Promoting Well-Being: Human-Animal Interaction to Improve Mental and Physical Health and the Quality of Life
Republished April 15, 2020, originally published November 28, 2018
A recent article in the Guardian newspaper (UK) by Dr.Ranjana Srivastava comments on the importance of the human-animal connection for some of her patients. Dr.Srivastava conveys poignantly and concretely how pets influence our lives and can provide meaning and purpose. One of the cases illustrates the role of a pet to combat loneliness. That focus helps to illustrate a critical role that pets and contact with animals can play in health care. Loneliness goes well beyond the psychological pain that individuals experience. There are surprising physical health consequences that loneliness brings.
Individuals who are lonely are at increased risk for a compromised immune system, poor physical health, and an early death. The increased risk of dying early from being lonely is about as great as it is from smoking cigarettes. If pets or contact with animals were valuable in “just” overcoming loneliness that alone could have enormous health benefits for individuals, families, and society at large.
In the United States, millions of children, adolescents, and adults experience significant mental health problems. As with loneliness, many of these problems are also associated with physical health problems. Approximately 25% of the US population (82 million people) met the criteria for a psychiatric disorder within the past 12 months. This rises to approximately 50% of the population over the course of a lifetime.

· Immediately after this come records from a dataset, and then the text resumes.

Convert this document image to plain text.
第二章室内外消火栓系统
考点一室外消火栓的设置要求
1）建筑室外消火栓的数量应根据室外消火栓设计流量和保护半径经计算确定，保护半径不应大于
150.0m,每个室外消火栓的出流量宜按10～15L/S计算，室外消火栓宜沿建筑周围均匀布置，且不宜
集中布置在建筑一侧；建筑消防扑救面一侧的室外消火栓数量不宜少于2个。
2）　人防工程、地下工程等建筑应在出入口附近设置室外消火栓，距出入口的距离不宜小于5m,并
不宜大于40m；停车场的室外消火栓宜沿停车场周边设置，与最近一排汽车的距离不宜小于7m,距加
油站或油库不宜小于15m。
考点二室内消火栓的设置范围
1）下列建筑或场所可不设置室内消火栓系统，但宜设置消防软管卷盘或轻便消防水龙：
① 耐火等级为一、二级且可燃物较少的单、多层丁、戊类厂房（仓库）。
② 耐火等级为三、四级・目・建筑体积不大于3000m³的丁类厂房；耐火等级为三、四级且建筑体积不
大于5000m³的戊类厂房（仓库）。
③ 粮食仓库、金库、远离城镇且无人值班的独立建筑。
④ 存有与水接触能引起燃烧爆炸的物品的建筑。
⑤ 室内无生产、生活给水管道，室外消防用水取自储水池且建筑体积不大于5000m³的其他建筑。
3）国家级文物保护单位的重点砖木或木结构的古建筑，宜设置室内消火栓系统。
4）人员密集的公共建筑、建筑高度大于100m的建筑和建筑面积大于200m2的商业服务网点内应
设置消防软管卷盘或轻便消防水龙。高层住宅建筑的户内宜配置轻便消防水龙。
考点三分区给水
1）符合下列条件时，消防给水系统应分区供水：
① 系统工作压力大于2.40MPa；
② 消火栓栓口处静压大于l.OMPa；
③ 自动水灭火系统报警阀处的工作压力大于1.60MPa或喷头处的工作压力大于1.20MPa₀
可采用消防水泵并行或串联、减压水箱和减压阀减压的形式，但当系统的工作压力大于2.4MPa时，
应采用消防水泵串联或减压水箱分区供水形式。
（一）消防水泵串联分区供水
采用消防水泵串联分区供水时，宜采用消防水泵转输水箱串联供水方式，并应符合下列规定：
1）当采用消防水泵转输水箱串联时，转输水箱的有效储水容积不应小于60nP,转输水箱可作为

Lamentably, approximately 70% of individuals in need of services will not receive any form of treatment or health care for these problems. There are many forms of psychotherapy, many medications, and many professionals who can and do address mental health issues so what is problem?

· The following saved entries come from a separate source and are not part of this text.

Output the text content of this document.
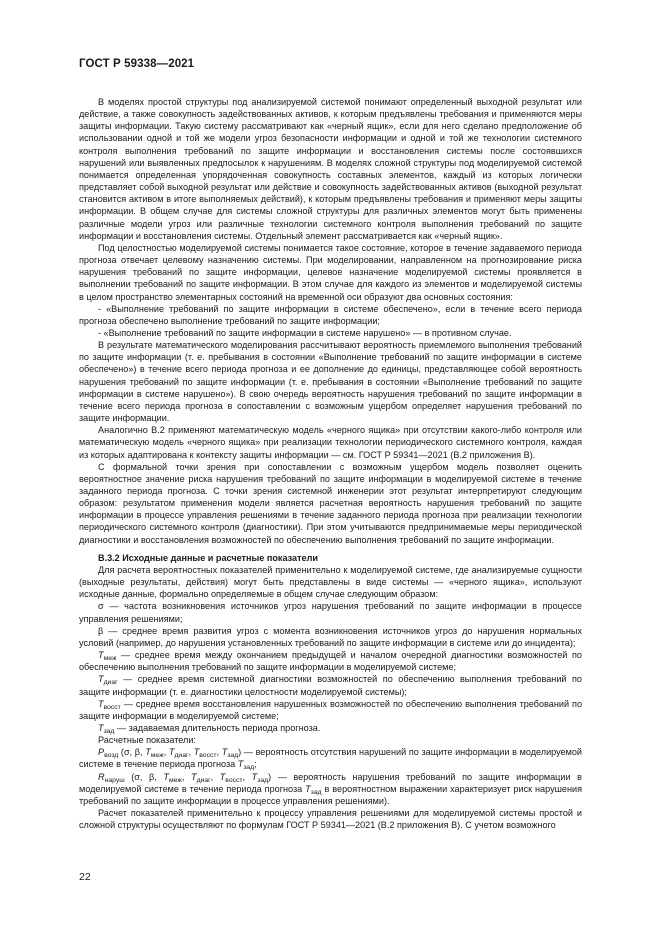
ГОСТ Р 59338—2021

В моделях простой структуры под анализируемой системой понимают определенный выходной результат или действие, а также совокупность задействованных активов, к которым предъявлены требования и применяются меры защиты информации. Такую систему рассматривают как «черный ящик», если для него сделано предположение об использовании одной и той же модели угроз безопасности информации и одной и той же технологии системного контроля выполнения требований по защите информации и восстановления системы после состоявшихся нарушений или выявленных предпосылок к нарушениям. В моделях сложной структуры под моделируемой системой понимается определенная упорядоченная совокупность составных элементов, каждый из которых логически представляет собой выходной результат или действие и совокупность задействованных активов (выходной результат становится активом в итоге выполняемых действий), к которым предъявлены требования и применяют меры защиты информации. В общем случае для системы сложной структуры для различных элементов могут быть применены различные модели угроз или различные технологии системного контроля выполнения требований по защите информации и восстановления системы. Отдельный элемент рассматривается как «черный ящик».

Под целостностью моделируемой системы понимается такое состояние, которое в течение задаваемого периода прогноза отвечает целевому назначению системы. При моделировании, направленном на прогнозирование риска нарушения требований по защите информации, целевое назначение моделируемой системы проявляется в выполнении требований по защите информации. В этом случае для каждого из элементов и моделируемой системы в целом пространство элементарных состояний на временной оси образуют два основных состояния:

- «Выполнение требований по защите информации в системе обеспечено», если в течение всего периода прогноза обеспечено выполнение требований по защите информации;

- «Выполнение требований по защите информации в системе нарушено» — в противном случае.

В результате математического моделирования рассчитывают вероятность приемлемого выполнения требований по защите информации (т. е. пребывания в состоянии «Выполнение требований по защите информации в системе обеспечено») в течение всего периода прогноза и ее дополнение до единицы, представляющее собой вероятность нарушения требований по защите информации (т. е. пребывания в состоянии «Выполнение требований по защите информации в системе нарушено»). В свою очередь вероятность нарушения требований по защите информации в течение всего периода прогноза в сопоставлении с возможным ущербом определяет нарушения требований по защите информации.

Аналогично В.2 применяют математическую модель «черного ящика» при отсутствии какого-либо контроля или математическую модель «черного ящика» при реализации технологии периодического системного контроля, каждая из которых адаптирована к контексту защиты информации — см. ГОСТ Р 59341—2021 (В.2 приложения В).

С формальной точки зрения при сопоставлении с возможным ущербом модель позволяет оценить вероятностное значение риска нарушения требований по защите информации в моделируемой системе в течение заданного периода прогноза. С точки зрения системной инженерии этот результат интерпретируют следующим образом: результатом применения модели является расчетная вероятность нарушения требований по защите информации в процессе управления решениями в течение заданного периода прогноза при реализации технологии периодического системного контроля (диагностики). При этом учитываются предпринимаемые меры периодической диагностики и восстановления возможностей по обеспечению выполнения требований по защите информации.

В.3.2 Исходные данные и расчетные показатели

Для расчета вероятностных показателей применительно к моделируемой системе, где анализируемые сущности (выходные результаты, действия) могут быть представлены в виде системы — «черного ящика», используют исходные данные, формально определяемые в общем случае следующим образом:

σ — частота возникновения источников угроз нарушения требований по защите информации в процессе управления решениями;

β — среднее время развития угроз с момента возникновения источников угроз до нарушения нормальных условий (например, до нарушения установленных требований по защите информации в системе или до инцидента);

$T_{меж}$ — среднее время между окончанием предыдущей и началом очередной диагностики возможностей по обеспечению выполнения требований по защите информации в моделируемой системе;

$T_{диаг}$ — среднее время системной диагностики возможностей по обеспечению выполнения требований по защите информации (т. е. диагностики целостности моделируемой системы);

$T_{восст}$ — среднее время восстановления нарушенных возможностей по обеспечению выполнения требований по защите информации в моделируемой системе;

$T_{зад}$ — задаваемая длительность периода прогноза.

Расчетные показатели:

$P_{возд}$ (σ, β, $T_{меж}$, $T_{диаг}$, $T_{восст}$, $T_{зад}$) — вероятность отсутствия нарушений по защите информации в моделируемой системе в течение периода прогноза $T_{зад}$;

$R_{наруш}$ (σ, β, $T_{меж}$, $T_{диаг}$, $T_{восст}$, $T_{зад}$) — вероятность нарушения требований по защите информации в моделируемой системе в течение периода прогноза $T_{зад}$ в вероятностном выражении характеризует риск нарушения требований по защите информации в процессе управления решениями).

Расчет показателей применительно к процессу управления решениями для моделируемой системы простой и сложной структуры осуществляют по формулам ГОСТ Р 59341—2021 (В.2 приложения В). С учетом возможного

22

In relation to psychological services, the way in which treatment usually is provided is a major reason that most people in need will not receive mental health services. Typically, psychological treatment is provided in a clinic or treatment setting by a highly trained mental health professional and in one-to-one individual sessions. Treatments provided in this way can be effective but cannot reach most people in need. We need additional ways of providing care that are not only effective but that also can be extended to more than the elite few who receive treatment for their mental health problems. The systematic use of human-animal interaction can provide a viable option and for some individuals may be an acceptable or even more acceptable form of care and support. There is a large set of interventions referred to as animal-assisted therapies that are directed to a range of mental and physical health problems. Although drawing on animals in systematic ways to improve health is not a panacea, we ought to explore all interventions, both formal and informal, that can make a difference in improving lives.
We begin with three key questions – namely, what can we provide to improve mental and physical health that is supported by scientific evidence, that is acceptable to the public, and that can be scaled up to reach many people in need. Many current psychological treatments have evidence that they make a difference. However, members of the public are often reticent to draw on them in light of barriers (e.g., stigma, cost) or because there is no readily accessible service nearby. No one treatment can address all obstacles, and that is yet another reason why we need multiple ways of providing care and reaching people in need. However, in drawing on the possible benefits of human-animal interaction, we need to provide scientific evidence to identify:
- for what mental and physical problems can the human-animal interaction be effective;
- for whom can the human-animal interaction be effective;
- how do the treatments achieve change and how can we improve their effectiveness; and
- how do companion animals (or even wild animals and the natural environment) improve life in general, whether or not there is a specific treatment goal or mental and physical problem that needs to be addressed.
Arguably, the importance of human-animal relationships and the quality of life to which those relationships contribute is an underemphasized focus in health care, perhaps now more than ever with many people living longer and managing chronic conditions that cannot be effectively treated. In the healthcare professions, we recognize that the absence of mental and physical symptoms and disease by itself does not give one’s life quality, purpose, or meaning. Relationships, however, add meaning to life and human-animal relationships are a central part of that. Dr. Srivastava’s comments make this point extremely well and with implications that we ought to be sensitive to this critical facet in patient care. I support her suggestions to consider the systematic use of human-animal relations more broadly so that we may add to the armamentarium of interventions that have been demonstrated to improve mental and physical health.